Tanpa Jiwa, Karawitan Bali Jadi Tisu
Denpasar (Metrobali.com)-
Seni kerawitan Bali yang kini berkembang dalam era globalisasi kian mengalami degradasi dan terkikis dari akar tradisi dan tata nilai kekuatan ruh dan taksunya. Tak pelak, seni karawitan Bali yang telah mendunia secara perlahan dan pasti akan kehilangan identitasnya sebagai penguat kebudayaan bangsa berbasis kearifan budaya lokal Bali. Dampaknya, seni karawitan Bali tidak memiliki jiwa sehingga terancam menjadi tisu. Dengan kata lain, seni karawitan Bali sekali pakai, setelah itu dibuang jadi sampah.
Demikian terungkap dalam seminar akademik seni budaya bertajuk Maha Daya Cipta Karawitan Bali di gedung Latha Mahosadhi, Institut Seni Indonesia (ISI) Denpasar, Senin (23/7). Seminar akademik yang dipandu oleh I Kadek Suartaya ini menghadirkan tiga narasumber dari kalangan alumnus ISI Denpasar, di antaranya I Ketut Lanus, dan I Wayan Widia, serta Dewa Ketut Alit.
Dalam kesempatan itu, setiap narasumber secara panjang lebar membeberkan proses kreatifnya dalam menciptakan garapan seni karawitan Bali. Komposer muda I Ketut Lanus mengungkap proses penciptaan karya karawitan perpaduan antara gamelan Bali dalam berbagai kebutuhan baik bersifat festival, ritual keagamaan, dan lainnya.
Kemudian, I Wayan Widia membeberkan tentang proses kreatifnya dalam upaya penciptaan karya seni karawitan Bali dengan memadukan unsur-unsur seni daerah lain di Indonesia. Selanjutnya, Dewa Ketut Alit mengangkat tentang seni karawitan Bali berkolaborasi dengan unsur-unsur musik manca negara.

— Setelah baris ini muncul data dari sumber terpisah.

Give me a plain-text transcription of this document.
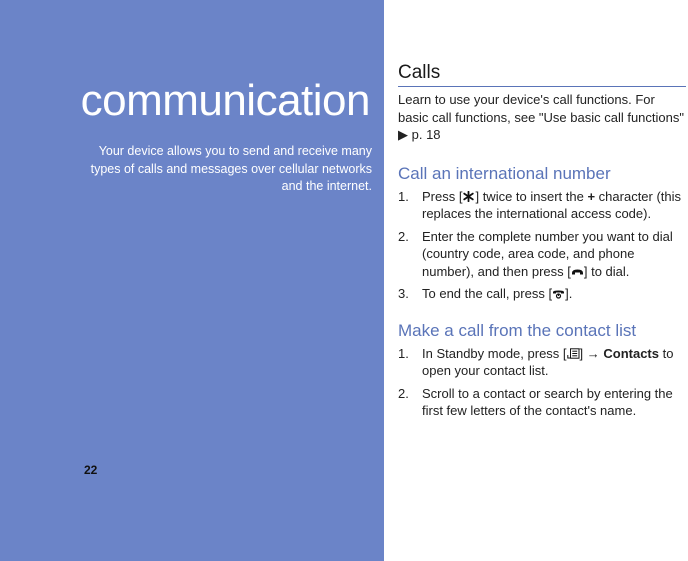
communication
Your device allows you to send and receive many types of calls and messages over cellular networks and the internet.
22
Calls

Learn to use your device's call functions. For basic call functions, see "Use basic call functions" ▶ p. 18

Call an international number
1.	Press [ ] twice to insert the + character (this replaces the international access code).
2.	Enter the complete number you want to dial (country code, area code, and phone number), and then press [ ] to dial.
3.	To end the call, press [ ].
Make a call from the contact list
1.	In Standby mode, press [ ] → Contacts to open your contact list.
2.	Scroll to a contact or search by entering the first few letters of the contact's name.
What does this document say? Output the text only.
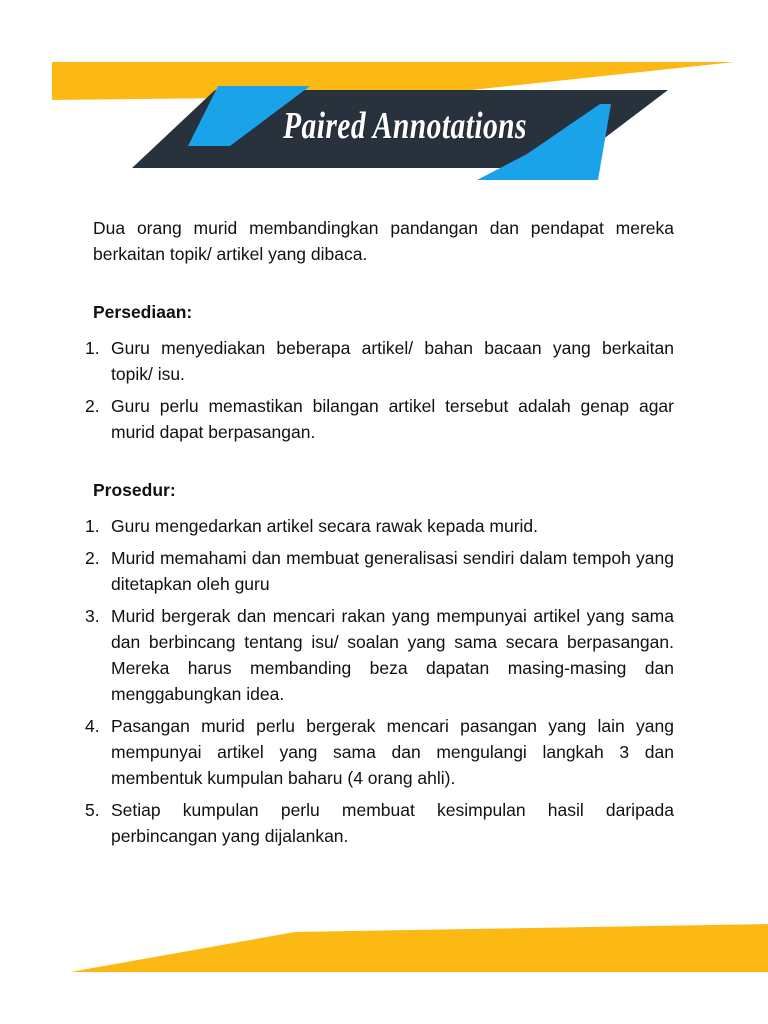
Paired Annotations

Dua orang murid membandingkan pandangan dan pendapat mereka berkaitan topik/ artikel yang dibaca.

Persediaan:
1. Guru menyediakan beberapa artikel/ bahan bacaan yang berkaitan topik/ isu.
2. Guru perlu memastikan bilangan artikel tersebut adalah genap agar murid dapat berpasangan.
Prosedur:
1. Guru mengedarkan artikel secara rawak kepada murid.
2. Murid memahami dan membuat generalisasi sendiri dalam tempoh yang ditetapkan oleh guru
3. Murid bergerak dan mencari rakan yang mempunyai artikel yang sama dan berbincang tentang isu/ soalan yang sama secara berpasangan. Mereka harus membanding beza dapatan masing-masing dan menggabungkan idea.
4. Pasangan murid perlu bergerak mencari pasangan yang lain yang mempunyai artikel yang sama dan mengulangi langkah 3 dan membentuk kumpulan baharu (4 orang ahli).
5. Setiap kumpulan perlu membuat kesimpulan hasil daripada perbincangan yang dijalankan.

Rektor ISI Denpasar, Prof. Dr. I Wayan Rai S, berharap seminar akademik seni budaya ini dapat terus berlanjut dalam upaya mengangkat beragam dinamika kehidupan seni budaya Bali secara mendunia dari berbagai sudut pandang empiris para alumnus ISI Denpasar secara periodik. “Demi upaya pelestarian dan pengembangan seni karawitan Bali secara sistemik dan berkelanjutan dari masa ke masa,” harapnya.IJA-MB
1 Komentar
Kalau kita berbicara seni Karawitan tentu di dalamnya ada masyarakat sebagai pelaku, apakah ia memposisikan diri sebagai kompuser, penggiat, bahkan hanya sebagai pendengar yang baik. Dari sisi kompuser (masyarakat) tentu akan mencari perubahan (kebaruan) dalam karya-karyanya (ada unsur kreativitas di dalamnya) yang sangat memungkinkan memunculkan nilai-nilai kekinian. Pertanyaan adalah apakah di dalam mencari nilai kekinian tersebut para kompuser melupakan pijakan karyanya?, sy. rasa tentu tidak. Apalagi Bali yang sudah jelas dari bentuk alat, nada dan teknik pukulan sudah menjadi identitasnya. Dari sisi penggiat, dalam kondisi seperti ini, kadangkala konteknya bisa saja hanya sebagai selingan (hoby) atau kebiasaan karena di Banjarnya ada gamelan, kalau masyarakat ini memiliki nilai musikalisasi yang baik dan bagus tentu ia juga akan mampu menjadi kompuser. Sedangkan dalam ranah pendengar, ini juga menjadi pendidikan tersendiri dari masyarakat. Apakah insan-insan kompuser atau akademisi sudah pernah mengajarkan, bagaimana menjadi pendengar musik yang baik?. Masalah ini menjadi pekerjaan rumah dari semua pihak. Jiwa dan Taksu dalam seni Karawitan Bali, ini juga masih perlu diperdebatkan, karena bentuknya masih abstrak. Orang yang mendapatkan pendidikan musik yang baikpun belum tentu memahami jiwa dan taksu dari seni karawitan itu. Menurut saya biarkanlah para seniman /kompuser berkarya sesuai dengan kebebasannya yang tentunya mereka juga mampu mempertanggungjawabkan karyanya. Sebuah karya seni apapun bentuknya tidak harus dimengerti pada saat karya itu dipertunjukkan di depan publik, dia akan mengalai proses dan akhirnya waktulah yang akan memberikan pemaknaaan atas karya dibuat senimannya. Salam. Kegiatan seminar seperti ini harus terus dilakukan untuk memberikan pencerahan bagi masyarakat pada umumnya.